“I don’t wanna talk about my day!”
Oh what a nice response when I ask my kindergartener how his day was.
Let’s try this again.
Me: “Your teacher said you had a great day, what did you do today?”
Kid: “I don’t remember.”
Ok this is going super well.
I don’t mind a quiet car ride. I get that my son might need downtime before he is ready to talk after a full day of school. But I do mind getting attitude. A fight brews between my kindergartner and preschooler in the backseat and I spend the drive home as a referee.
The kindergarten attitude escalates when we get home. Asking my son what is wrong gets me nowhere other than increasingly frustrated. I resort to consequences. No TV, taking away toys and time outs all happened in just the first week of kindergarten.
Each night as we were cuddling in his bed, he would tell me how sorry he was. I would tear up, tell him how awesome he is and that tomorrow would be a better day.
But then tomorrow came and it wasn’t a better day.
Added to the mix, his teacher had informed us of a couple of incidences that happened at school where he had made poor decisions. Pushing a kid one day and lying to his teacher about something on another day.
I was blaming myself, as moms often do. Ok, as moms always do.
I am blessed to be friends with the preschool director at my son’s school who is also a mom. We became friends last year when she was my son’s Pre-K teacher. I was crying (literally) to her one day the second week of school and she said something to me that is so simple but yet allowed me to breathe.
“Stephanie, this is just a transition phase. He did the same thing last year when Pre-K started. Remember?”
The truth was I had forgotten. But when I thought back to exactly a year ago, I realized she was right. I am not saying that this is some sort of excuse for poor behavior but I am saying it opened my eyes to understand why this might be happening. It also gave me hope that this too shall pass.
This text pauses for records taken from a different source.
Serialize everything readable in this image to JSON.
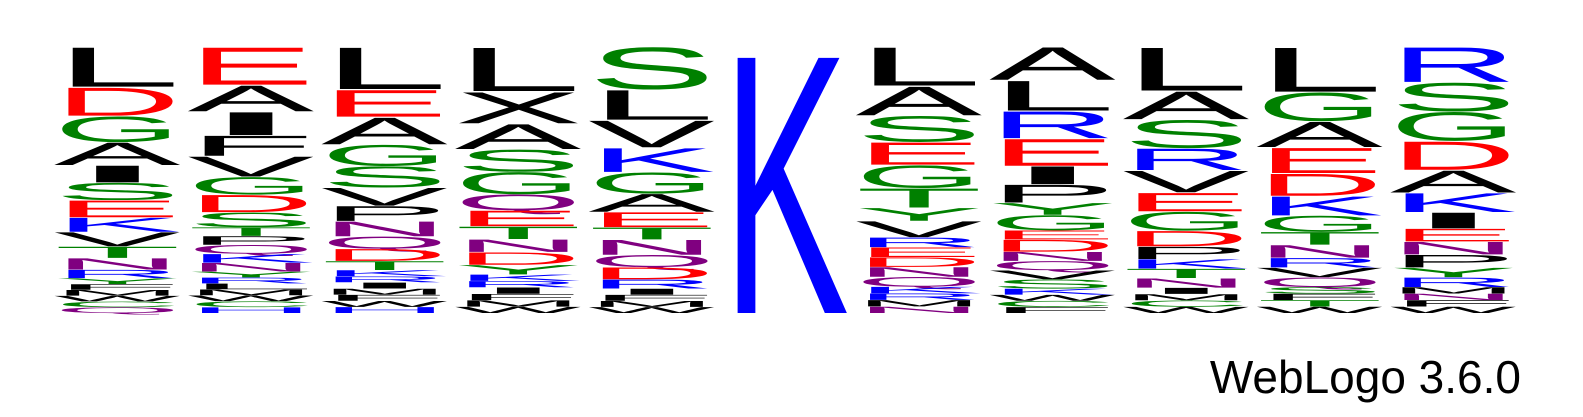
{
  "chart_data": {
    "type": "sequence_logo",
    "colors": {
      "L": "#000000",
      "A": "#000000",
      "V": "#000000",
      "I": "#000000",
      "M": "#000000",
      "F": "#000000",
      "W": "#000000",
      "P": "#000000",
      "D": "#ff0000",
      "E": "#ff0000",
      "G": "#008000",
      "S": "#008000",
      "T": "#008000",
      "Y": "#008000",
      "C": "#008000",
      "K": "#0000ff",
      "R": "#0000ff",
      "H": "#0000ff",
      "N": "#800080",
      "Q": "#800080"
    },
    "positions": [
      [
        [
          "L",
          14
        ],
        [
          "D",
          10
        ],
        [
          "G",
          9
        ],
        [
          "A",
          8
        ],
        [
          "I",
          6
        ],
        [
          "S",
          6
        ],
        [
          "E",
          6
        ],
        [
          "K",
          5
        ],
        [
          "V",
          5
        ],
        [
          "T",
          4
        ],
        [
          "N",
          4
        ],
        [
          "R",
          3
        ],
        [
          "Y",
          2
        ],
        [
          "F",
          2
        ],
        [
          "M",
          2
        ],
        [
          "W",
          2
        ],
        [
          "C",
          2
        ],
        [
          "Q",
          2
        ]
      ],
      [
        [
          "E",
          13
        ],
        [
          "A",
          9
        ],
        [
          "I",
          8
        ],
        [
          "F",
          7
        ],
        [
          "V",
          7
        ],
        [
          "G",
          6
        ],
        [
          "D",
          6
        ],
        [
          "S",
          5
        ],
        [
          "T",
          3
        ],
        [
          "P",
          3
        ],
        [
          "Q",
          3
        ],
        [
          "K",
          3
        ],
        [
          "N",
          3
        ],
        [
          "Y",
          2
        ],
        [
          "R",
          2
        ],
        [
          "L",
          2
        ],
        [
          "M",
          2
        ],
        [
          "W",
          2
        ],
        [
          "C",
          2
        ],
        [
          "H",
          2
        ]
      ],
      [
        [
          "L",
          14
        ],
        [
          "E",
          9
        ],
        [
          "A",
          9
        ],
        [
          "G",
          7
        ],
        [
          "S",
          7
        ],
        [
          "V",
          6
        ],
        [
          "P",
          5
        ],
        [
          "N",
          5
        ],
        [
          "Q",
          4
        ],
        [
          "D",
          4
        ],
        [
          "T",
          3
        ],
        [
          "K",
          2
        ],
        [
          "R",
          2
        ],
        [
          "I",
          2
        ],
        [
          "M",
          2
        ],
        [
          "F",
          2
        ],
        [
          "W",
          2
        ],
        [
          "H",
          2
        ]
      ],
      [
        [
          "L",
          14
        ],
        [
          "X",
          10
        ],
        [
          "A",
          8
        ],
        [
          "S",
          7
        ],
        [
          "G",
          7
        ],
        [
          "Q",
          5
        ],
        [
          "E",
          5
        ],
        [
          "T",
          4
        ],
        [
          "N",
          4
        ],
        [
          "D",
          4
        ],
        [
          "Y",
          3
        ],
        [
          "K",
          2
        ],
        [
          "R",
          2
        ],
        [
          "I",
          2
        ],
        [
          "F",
          2
        ],
        [
          "M",
          2
        ],
        [
          "W",
          2
        ]
      ],
      [
        [
          "S",
          14
        ],
        [
          "L",
          10
        ],
        [
          "V",
          9
        ],
        [
          "K",
          8
        ],
        [
          "G",
          7
        ],
        [
          "A",
          6
        ],
        [
          "E",
          5
        ],
        [
          "T",
          4
        ],
        [
          "N",
          5
        ],
        [
          "Q",
          4
        ],
        [
          "D",
          4
        ],
        [
          "R",
          3
        ],
        [
          "I",
          2
        ],
        [
          "F",
          2
        ],
        [
          "M",
          2
        ],
        [
          "W",
          2
        ]
      ],
      [
        [
          "K",
          100
        ]
      ],
      [
        [
          "L",
          12
        ],
        [
          "A",
          9
        ],
        [
          "S",
          8
        ],
        [
          "E",
          7
        ],
        [
          "G",
          7
        ],
        [
          "T",
          6
        ],
        [
          "Y",
          4
        ],
        [
          "V",
          5
        ],
        [
          "R",
          3
        ],
        [
          "E",
          3
        ],
        [
          "D",
          3
        ],
        [
          "N",
          3
        ],
        [
          "Q",
          3
        ],
        [
          "K",
          2
        ],
        [
          "R",
          2
        ],
        [
          "M",
          2
        ],
        [
          "N",
          2
        ]
      ],
      [
        [
          "A",
          11
        ],
        [
          "L",
          10
        ],
        [
          "R",
          9
        ],
        [
          "E",
          9
        ],
        [
          "I",
          6
        ],
        [
          "P",
          6
        ],
        [
          "Y",
          4
        ],
        [
          "G",
          5
        ],
        [
          "E",
          3
        ],
        [
          "D",
          4
        ],
        [
          "N",
          3
        ],
        [
          "Q",
          3
        ],
        [
          "V",
          3
        ],
        [
          "S",
          3
        ],
        [
          "K",
          2
        ],
        [
          "W",
          2
        ],
        [
          "C",
          2
        ],
        [
          "F",
          2
        ]
      ],
      [
        [
          "L",
          14
        ],
        [
          "A",
          9
        ],
        [
          "S",
          9
        ],
        [
          "R",
          7
        ],
        [
          "V",
          7
        ],
        [
          "E",
          6
        ],
        [
          "G",
          6
        ],
        [
          "D",
          5
        ],
        [
          "P",
          4
        ],
        [
          "K",
          3
        ],
        [
          "T",
          3
        ],
        [
          "N",
          3
        ],
        [
          "I",
          2
        ],
        [
          "M",
          2
        ],
        [
          "C",
          2
        ],
        [
          "W",
          2
        ]
      ],
      [
        [
          "L",
          14
        ],
        [
          "G",
          9
        ],
        [
          "A",
          8
        ],
        [
          "E",
          8
        ],
        [
          "D",
          7
        ],
        [
          "K",
          6
        ],
        [
          "G",
          5
        ],
        [
          "T",
          4
        ],
        [
          "N",
          4
        ],
        [
          "R",
          3
        ],
        [
          "V",
          3
        ],
        [
          "Q",
          3
        ],
        [
          "S",
          2
        ],
        [
          "F",
          2
        ],
        [
          "T",
          2
        ],
        [
          "W",
          2
        ]
      ],
      [
        [
          "R",
          11
        ],
        [
          "S",
          9
        ],
        [
          "G",
          9
        ],
        [
          "D",
          9
        ],
        [
          "A",
          7
        ],
        [
          "K",
          6
        ],
        [
          "I",
          5
        ],
        [
          "E",
          4
        ],
        [
          "N",
          4
        ],
        [
          "P",
          4
        ],
        [
          "Y",
          3
        ],
        [
          "R",
          3
        ],
        [
          "M",
          2
        ],
        [
          "N",
          2
        ],
        [
          "F",
          2
        ],
        [
          "W",
          2
        ]
      ]
    ]
  },
  "footer": "WebLogo 3.6.0"
}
Some kids have a harder time transitioning than others. My son thrives on routine and even small changes can be difficult for him. Even though he is a now a year older than the last school year, the transition phase wasn’t necessarily easier. I reflected back to a year ago and some of the small yet impactful things I did to get us all past this transition stage. My hope is that each year he matures in age will mean the transition phase will be quicker. Time will tell.
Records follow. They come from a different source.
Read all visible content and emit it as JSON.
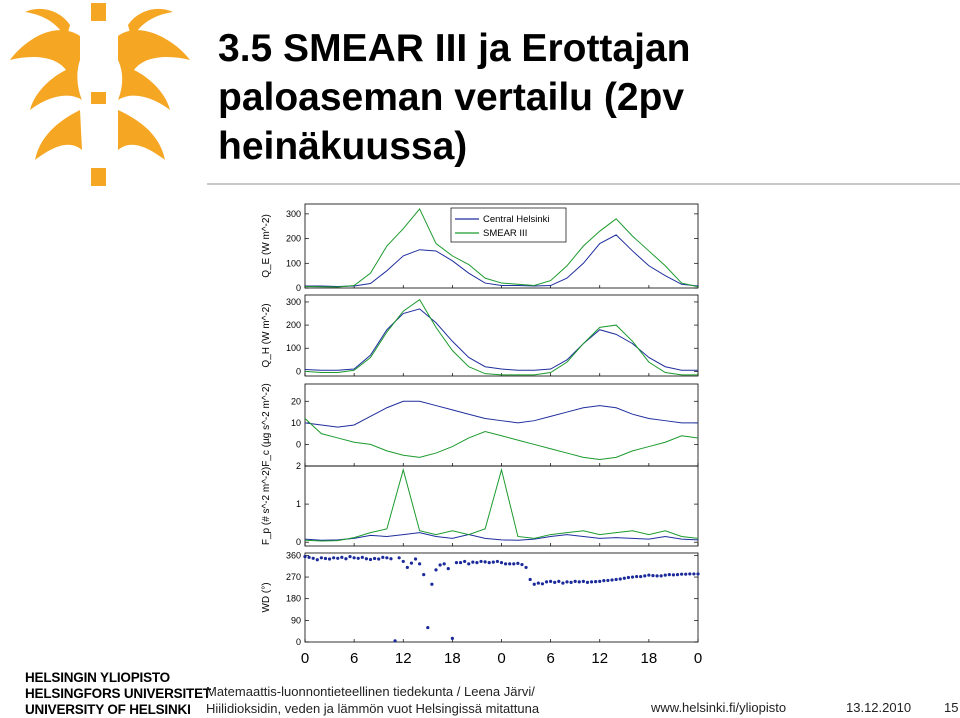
{
  "slide": {
    "title_lines": [
      "3.5 SMEAR III ja Erottajan",
      "paloaseman vertailu (2pv",
      "heinäkuussa)"
    ],
    "university_lines": [
      "HELSINGIN YLIOPISTO",
      "HELSINGFORS UNIVERSITET",
      "UNIVERSITY OF HELSINKI"
    ],
    "footer_lines": [
      "Matemaattis-luonnontieteellinen tiedekunta / Leena Järvi/",
      "Hiilidioksidin, veden ja lämmön  vuot Helsingissä mitattuna"
    ],
    "url": "www.helsinki.fi/yliopisto",
    "date": "13.12.2010",
    "page_number": "15"
  },
  "colors": {
    "accent": "#f5a623",
    "central_helsinki": "#1f2e9e",
    "smear_iii": "#1c9a2e",
    "wd_marker": "#1a2a9a"
  },
  "chart_data": [
    {
      "type": "line",
      "ylabel": "Q_E (W m^-2)",
      "yticks": [
        "0",
        "100",
        "200",
        "300"
      ],
      "ylim": [
        0,
        340
      ],
      "legend": {
        "placement": "top-center",
        "entries": [
          "Central Helsinki",
          "SMEAR III"
        ]
      },
      "x_hours": [
        0,
        2,
        4,
        6,
        8,
        10,
        12,
        14,
        16,
        18,
        20,
        22,
        24,
        26,
        28,
        30,
        32,
        34,
        36,
        38,
        40,
        42,
        44,
        46,
        48
      ],
      "series": [
        {
          "name": "Central Helsinki",
          "values": [
            8,
            8,
            6,
            8,
            18,
            70,
            130,
            155,
            150,
            110,
            60,
            20,
            10,
            10,
            8,
            10,
            40,
            100,
            180,
            215,
            150,
            90,
            50,
            15,
            8
          ]
        },
        {
          "name": "SMEAR III",
          "values": [
            6,
            5,
            4,
            10,
            60,
            170,
            240,
            320,
            180,
            130,
            95,
            40,
            20,
            15,
            10,
            30,
            90,
            170,
            230,
            280,
            210,
            150,
            90,
            20,
            5
          ]
        }
      ]
    },
    {
      "type": "line",
      "ylabel": "Q_H (W m^-2)",
      "yticks": [
        "0",
        "100",
        "200",
        "300"
      ],
      "ylim": [
        -20,
        330
      ],
      "x_hours": [
        0,
        2,
        4,
        6,
        8,
        10,
        12,
        14,
        16,
        18,
        20,
        22,
        24,
        26,
        28,
        30,
        32,
        34,
        36,
        38,
        40,
        42,
        44,
        46,
        48
      ],
      "series": [
        {
          "name": "Central Helsinki",
          "values": [
            8,
            5,
            5,
            10,
            70,
            180,
            250,
            270,
            210,
            130,
            60,
            20,
            10,
            5,
            5,
            10,
            50,
            120,
            180,
            160,
            120,
            60,
            20,
            5,
            5
          ]
        },
        {
          "name": "SMEAR III",
          "values": [
            0,
            -5,
            -5,
            5,
            60,
            170,
            260,
            310,
            190,
            90,
            20,
            -10,
            -15,
            -15,
            -15,
            -5,
            40,
            120,
            190,
            200,
            130,
            40,
            -5,
            -15,
            -15
          ]
        }
      ]
    },
    {
      "type": "line",
      "ylabel": "F_c (µg s^-2 m^-2)",
      "yticks": [
        "0",
        "10",
        "20"
      ],
      "ylim": [
        -10,
        28
      ],
      "x_hours": [
        0,
        2,
        4,
        6,
        8,
        10,
        12,
        14,
        16,
        18,
        20,
        22,
        24,
        26,
        28,
        30,
        32,
        34,
        36,
        38,
        40,
        42,
        44,
        46,
        48
      ],
      "series": [
        {
          "name": "Central Helsinki",
          "values": [
            10,
            9,
            8,
            9,
            13,
            17,
            20,
            20,
            18,
            16,
            14,
            12,
            11,
            10,
            11,
            13,
            15,
            17,
            18,
            17,
            14,
            12,
            11,
            10,
            10
          ]
        },
        {
          "name": "SMEAR III",
          "values": [
            12,
            5,
            3,
            1,
            0,
            -3,
            -5,
            -6,
            -4,
            -1,
            3,
            6,
            4,
            2,
            0,
            -2,
            -4,
            -6,
            -7,
            -6,
            -3,
            -1,
            1,
            4,
            3
          ]
        }
      ]
    },
    {
      "type": "line",
      "ylabel": "F_p (# s^-2 m^-2)",
      "yticks": [
        "0",
        "1",
        "2"
      ],
      "ylim": [
        -0.1,
        2.0
      ],
      "x_hours": [
        0,
        2,
        4,
        6,
        8,
        10,
        12,
        14,
        16,
        18,
        20,
        22,
        24,
        26,
        28,
        30,
        32,
        34,
        36,
        38,
        40,
        42,
        44,
        46,
        48
      ],
      "series": [
        {
          "name": "Central Helsinki",
          "values": [
            0.08,
            0.05,
            0.06,
            0.1,
            0.18,
            0.15,
            0.2,
            0.25,
            0.15,
            0.1,
            0.2,
            0.1,
            0.06,
            0.05,
            0.08,
            0.15,
            0.2,
            0.15,
            0.1,
            0.12,
            0.1,
            0.08,
            0.15,
            0.08,
            0.06
          ]
        },
        {
          "name": "SMEAR III",
          "values": [
            0.05,
            0.03,
            0.04,
            0.12,
            0.25,
            0.35,
            1.9,
            0.3,
            0.2,
            0.3,
            0.2,
            0.35,
            1.9,
            0.15,
            0.1,
            0.2,
            0.25,
            0.3,
            0.2,
            0.25,
            0.3,
            0.2,
            0.3,
            0.15,
            0.1
          ]
        }
      ]
    },
    {
      "type": "scatter",
      "ylabel": "WD (°)",
      "yticks": [
        "0",
        "90",
        "180",
        "270",
        "360"
      ],
      "ylim": [
        0,
        370
      ],
      "x": [
        0,
        0.5,
        1,
        1.5,
        2,
        2.5,
        3,
        3.5,
        4,
        4.5,
        5,
        5.5,
        6,
        6.5,
        7,
        7.5,
        8,
        8.5,
        9,
        9.5,
        10,
        10.5,
        11,
        11.5,
        12,
        12.5,
        13,
        13.5,
        14,
        14.5,
        15,
        15.5,
        16,
        16.5,
        17,
        17.5,
        18,
        18.5,
        19,
        19.5,
        20,
        20.5,
        21,
        21.5,
        22,
        22.5,
        23,
        23.5,
        24,
        24.5,
        25,
        25.5,
        26,
        26.5,
        27,
        27.5,
        28,
        28.5,
        29,
        29.5,
        30,
        30.5,
        31,
        31.5,
        32,
        32.5,
        33,
        33.5,
        34,
        34.5,
        35,
        35.5,
        36,
        36.5,
        37,
        37.5,
        38,
        38.5,
        39,
        39.5,
        40,
        40.5,
        41,
        41.5,
        42,
        42.5,
        43,
        43.5,
        44,
        44.5,
        45,
        45.5,
        46,
        46.5,
        47,
        47.5,
        48
      ],
      "y": [
        355,
        352,
        348,
        342,
        350,
        347,
        345,
        350,
        348,
        352,
        346,
        355,
        350,
        348,
        352,
        346,
        343,
        347,
        345,
        352,
        350,
        346,
        5,
        350,
        335,
        310,
        328,
        345,
        325,
        280,
        60,
        240,
        300,
        320,
        325,
        305,
        15,
        330,
        330,
        335,
        325,
        332,
        330,
        335,
        333,
        330,
        332,
        335,
        330,
        325,
        325,
        325,
        327,
        322,
        310,
        260,
        240,
        245,
        242,
        250,
        252,
        248,
        252,
        245,
        250,
        248,
        252,
        250,
        252,
        248,
        250,
        251,
        252,
        255,
        256,
        258,
        260,
        262,
        265,
        268,
        270,
        272,
        272,
        275,
        278,
        276,
        275,
        275,
        278,
        280,
        279,
        280,
        282,
        282,
        283,
        283,
        283
      ],
      "x_ticks": [
        "0",
        "6",
        "12",
        "18",
        "0",
        "6",
        "12",
        "18",
        "0"
      ]
    }
  ]
}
Here are the few things that helped my son transition to change:
- I made one on one time a priority. It’s hard after a busy day sometimes to give that one on one time. Particularly if you have more than one child. Even 15 minutes per kid, however you can swing it, will remind your kid they are special and can start putting any school tension they may have at ease. I found this to be the one that works best for my son and that then feeds into him feeling more confident at school.
- I didn’t hound him with questions. Instead of 20 questions after school, we got in the routine of him sharing three things about his day…but not until dinner time. This gave him some space after school for him to process his day. If he wanted to share sooner, fabulous. If not, then we waited until the dinner table.
- I didn’t sugar coat the bad behavior. If your kid is school aged, you can communicate to them how it makes you feel and you can instill consequences. I can be sucker for tears but am realizing that is not getting me very far these days as my kids get older.
- I gave myself a break. At Back To School Night this year, my son’s teacher obviously sensed my stress. She looked at me and said, “he is fine, you are fine, everything is going to be fine.” Moms, sometimes we just need to breathe.
- I gave him a break. Being a kid can be hard. It takes energy for kids to choose good behavior sometimes. Not stomping their feet or pushing a kid are all good choices but can take a lot of mental restraint which can be exhausting for little ones.
- Let them burn off steam. If time and weather permits, I let my kids run around at the school park right after school.
- Let them zone out. Some might disagree but I let my kids watch 1-2 shows after school most days. They zone out, I get dinner started and then we, more often than not, all re-group and are civil to each other the rest of the evening.
- I used bribery. Judge away. But when my kid is at his worst, we will pack up his toys and then make him earn them back with good behavior. I will also use straight up bribery. “You want that toy? Give me 10 school days in a row of good behavior and it’s yours.” Later in my life I will write about the downfall of bribing my kids, I’m sure. For now, I am just getting by day by day.
Are transitions hard for your kids? What do you do to conquer it?